The Florida House’s Rules, Calendar & Ethics Committee is set to consider a proposed committee bill Monday that would move both of the state’s partisan presidential primaries back to the third Tuesday in March, to March 15.
The later primary elections — which will coincide with the mythical ides of March when no less a leader than Julius Caesar was felled by former political allies — will prevent Florida from being an early bellwether state like its smaller counterparts in South Carolina, New Hampshire and Iowa, but will allow the state to award all of its delegates to one candidate, as opposed to the proportional distribution scheme that governs earlier primaries.

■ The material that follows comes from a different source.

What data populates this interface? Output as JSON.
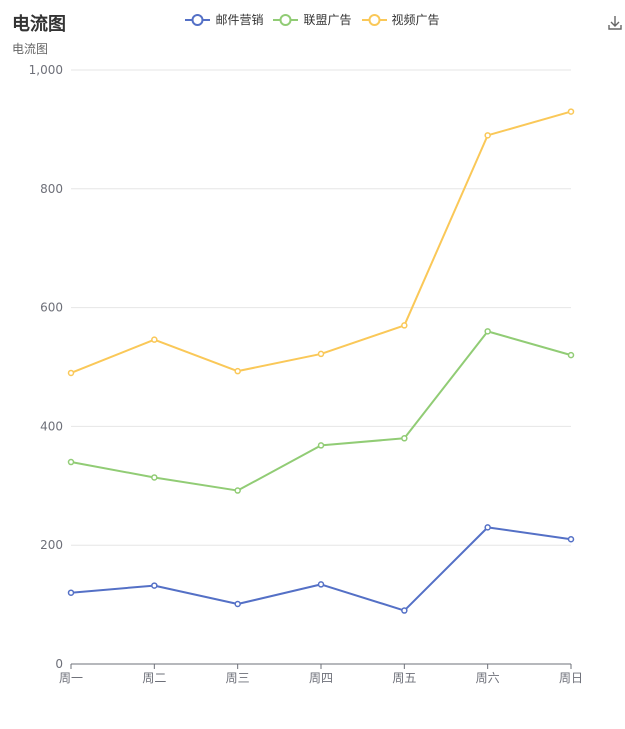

That means a strong Floridian candidate like Jeb Bush or Marco Rubio could amass all of their home state’s hundreds of delegates in one fell swoop.
The new proposal, PCB RCEC 15-05, would represent an entirely new gambit for Florida within the real-life game theory of presidential primaries.
Under the leadership of former Speaker Dean Cannon, the House irritated both national parties by moving up the 2012 state primaries to January 31 in order to gain early sway for the mega-state, which he argued was far more representative of the nation writ large than many other early states.
The Legislature’s defiant move to make Florida’s primaries earlier led to some perverse consequences during the 2012 Republican National Convention in Tampa, when the weight of GOP delegates was reduced significantly and some delegates found themselves posted dozens of miles from the venue in a retaliatory move by the RNC, even as the floor action was happening in their own backyard.